Single by The Lumineers

from the album Cleopatra
- Released: April 1, 2016
- Recorded: 2015
- Genre: Folk rock;
- Length: 3:21
- Label: Dualtone;
- Songwriters: Wesley Schultz; Simone Felice; Jeremiah Fraites;
- Producer: Simone Felice;

The Lumineers singles chronology
| "Cleopatra" (2016) | "Angela" (2016) | "Sleep on the Floor" (2016) |

Alternative cover
- "Angela Live, 2016" cover

= Angela (The Lumineers song) =

"Angela" is a song recorded by American folk rock band The Lumineers for their second studio album, Cleopatra, and released as the album's third single on April 1, 2016.

==Background==
The Lumineers have said that the song "Angela," is about "a small town success story struggling to escape her past." During an interview, The Lumineers also mentioned how the name "Angela" comes from lead singer Wesley Schultz's ex-girlfriend Angela Henard; noting:

"Although we didn't work out she still holds a place in my heart. This is why she is brought up in multiple songs."
— Wesley Schultz, (the band's lead vocalist).
 Through Facebook, The Lumineers premiered a twenty-one second long snippet of a live performance of the song on April 1, 2016.

==Music video==
The official music video was released via the Lumineers' YouTube and Vevo accounts on September 13, 2016. As of September, 2021, it has gained over 55 million views.

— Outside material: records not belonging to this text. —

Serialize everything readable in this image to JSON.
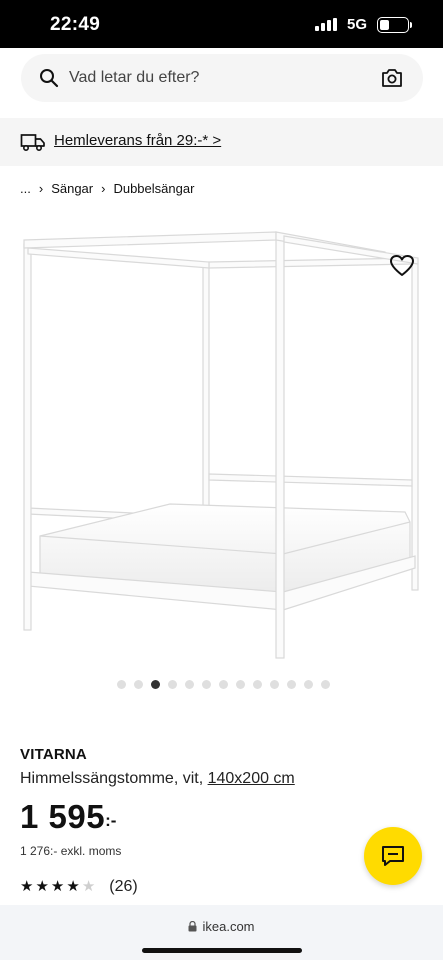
{
  "status_bar": {
    "time": "22:49",
    "network": "5G",
    "battery_level": 0.35
  },
  "search": {
    "placeholder": "Vad letar du efter?"
  },
  "delivery": {
    "text": "Hemleverans från 29:-* >"
  },
  "breadcrumb": {
    "items": [
      "...",
      "Sängar",
      "Dubbelsängar"
    ]
  },
  "gallery": {
    "dot_count": 13,
    "active_index": 2
  },
  "product": {
    "name": "VITARNA",
    "description": "Himmelssängstomme, vit, ",
    "size": "140x200 cm",
    "price": "1 595",
    "price_suffix": ":-",
    "price_excl": "1 276:- exkl. moms",
    "rating": 4,
    "rating_max": 5,
    "review_count": "(26)"
  },
  "browser": {
    "domain": "ikea.com"
  },
  "colors": {
    "accent_yellow": "#ffdb00",
    "text": "#111111"
  }
}
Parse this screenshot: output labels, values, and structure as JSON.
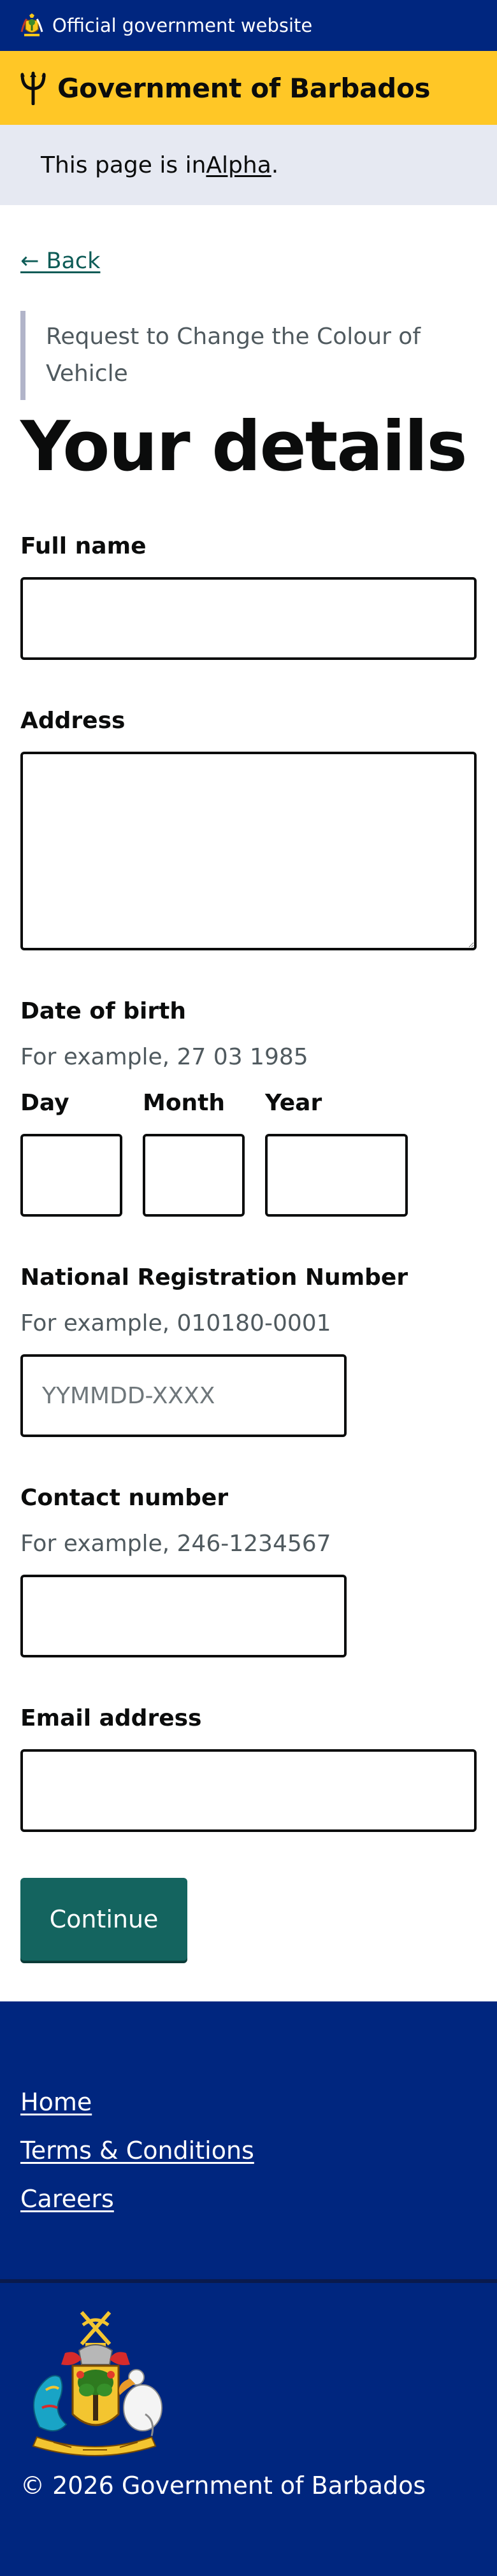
{
  "official_banner": {
    "text": "Official government website",
    "icon": "coat-of-arms-icon"
  },
  "header": {
    "brand": "Government of Barbados",
    "logo_icon": "trident-icon",
    "accent": "#ffc726"
  },
  "phase_banner": {
    "prefix": "This page is in ",
    "tag": "Alpha",
    "suffix": "."
  },
  "back_link": {
    "label": "← Back"
  },
  "form": {
    "caption": "Request to Change the Colour of Vehicle",
    "title": "Your details",
    "full_name": {
      "label": "Full name",
      "value": ""
    },
    "address": {
      "label": "Address",
      "value": ""
    },
    "date_of_birth": {
      "label": "Date of birth",
      "hint": "For example, 27 03 1985",
      "day_label": "Day",
      "month_label": "Month",
      "year_label": "Year"
    },
    "nrn": {
      "label": "National Registration Number",
      "hint": "For example, 010180-0001",
      "placeholder": "YYMMDD-XXXX"
    },
    "contact": {
      "label": "Contact number",
      "hint": "For example, 246-1234567"
    },
    "email": {
      "label": "Email address"
    },
    "continue_label": "Continue"
  },
  "footer": {
    "links": [
      {
        "label": "Home"
      },
      {
        "label": "Terms & Conditions"
      },
      {
        "label": "Careers"
      }
    ],
    "crest_icon": "coat-of-arms-icon",
    "copyright": "© 2026 Government of Barbados"
  },
  "colors": {
    "navy": "#00267f",
    "yellow": "#ffc726",
    "button": "#14645f",
    "link": "#0e5c57"
  }
}
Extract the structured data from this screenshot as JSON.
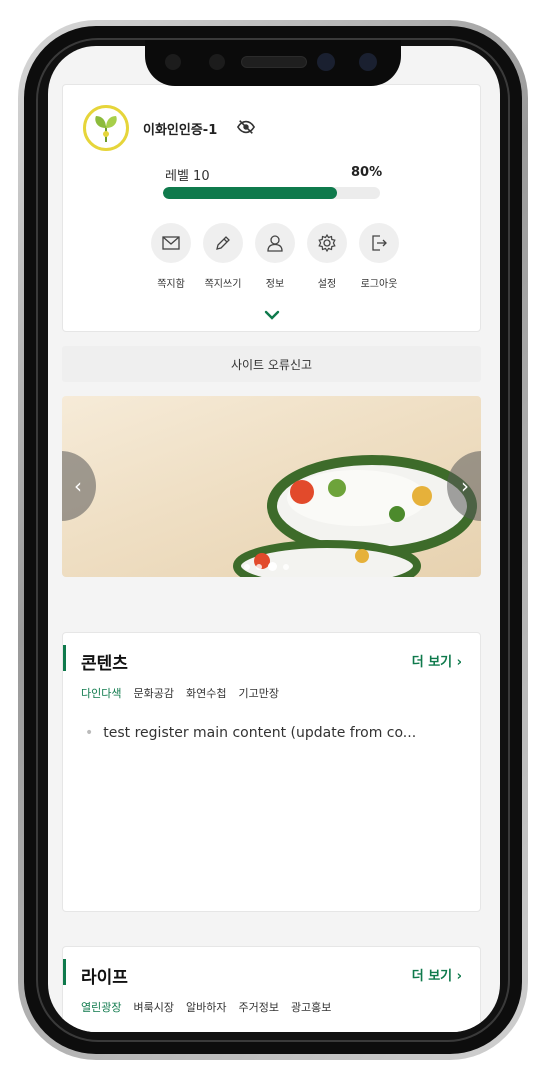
{
  "profile": {
    "username": "이화인인증-1",
    "level_label": "레벨 10",
    "level_percent_label": "80%",
    "level_progress": 0.8
  },
  "menu": {
    "items": [
      {
        "label": "쪽지함",
        "icon": "mail-icon"
      },
      {
        "label": "쪽지쓰기",
        "icon": "pencil-icon"
      },
      {
        "label": "정보",
        "icon": "user-icon"
      },
      {
        "label": "설정",
        "icon": "gear-icon"
      },
      {
        "label": "로그아웃",
        "icon": "logout-icon"
      }
    ]
  },
  "report": {
    "label": "사이트 오류신고"
  },
  "carousel": {
    "prev": "‹",
    "next": "›",
    "slide_count": 4,
    "active_index": 2
  },
  "sections": {
    "contents": {
      "title": "콘텐츠",
      "more": "더 보기 ›",
      "tabs": [
        "다인다색",
        "문화공감",
        "화연수첩",
        "기고만장"
      ],
      "active_tab": 0,
      "posts": [
        "test register main content (update from co..."
      ]
    },
    "life": {
      "title": "라이프",
      "more": "더 보기 ›",
      "tabs": [
        "열린광장",
        "벼룩시장",
        "알바하자",
        "주거정보",
        "광고홍보"
      ],
      "active_tab": 0
    }
  },
  "colors": {
    "accent": "#0f7a4c",
    "avatar_ring": "#e6d53a"
  }
}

=== The Ballad of Cleopatra ===
The Ballad of Cleopatra is a compilation of the story in the music videos for "Ophelia", "Cleopatra", "Sleep on the Floor", "Angela" and "My Eyes", all songs from the album Cleopatra. The video was released on the Lumineers YouTube channel on April 27, 2017.

==Live performances==
On April 1, 2016, The Lumineers premiered the song "Angela," with a live performance at the iHeartRadio music theater in LA. The performance was aired on Audience Network, at 9pm on April 8, 2016. The Lumineers also performed the song for KEXP at the Columbia City Theater; and on April 16, 2016, they performed the song for The Saturday Sessions, a weekly music slot featured on the daily morning news program, CBS This Morning. They also performed the song at the 2016 Americana Music Honors & Awards.

==Track listing==

Digital download
| No. | Title | Length |
|---|---|---|
| 1. | "Angela" | 3:21 |

==Charts==
===Weekly charts===

| Chart (2016–2017) | Peak position |
|---|---|
| Canada Hot 100 (Billboard) | 92 |
| France (SNEP) | 138 |
| Switzerland Airplay (Schweizer Hitparade) | 73 |
| US Hot Rock & Alternative Songs (Billboard) | 15 |
| US Adult Alternative Airplay (Billboard) | 3 |
| US Alternative Airplay (Billboard) | 6 |
| US Rock & Alternative Airplay (Billboard) | 7 |

===Year-end charts===

| Chart (2016) | Position |
|---|---|
| US Adult Alternative Songs (Billboard) | 15 |
| US Hot Rock Songs (Billboard) | 39 |
| Chart (2017) | Position |
| US Adult Alternative Songs (Billboard) | 13 |
| US Alternative Songs (Billboard) | 27 |
| US Hot Rock Songs (Billboard) | 14 |
| US Rock Airplay Songs (Billboard) | 28 |

==Certifications==

| Region | Certification | Certified units/sales |
| Canada (Music Canada) | Platinum | 80,000^{‡} |
| New Zealand (RMNZ) | Gold | 15,000^{‡} |
| United Kingdom (BPI) | Silver | 200,000^{‡} |
^{‡} Sales+streaming figures based on certification alone.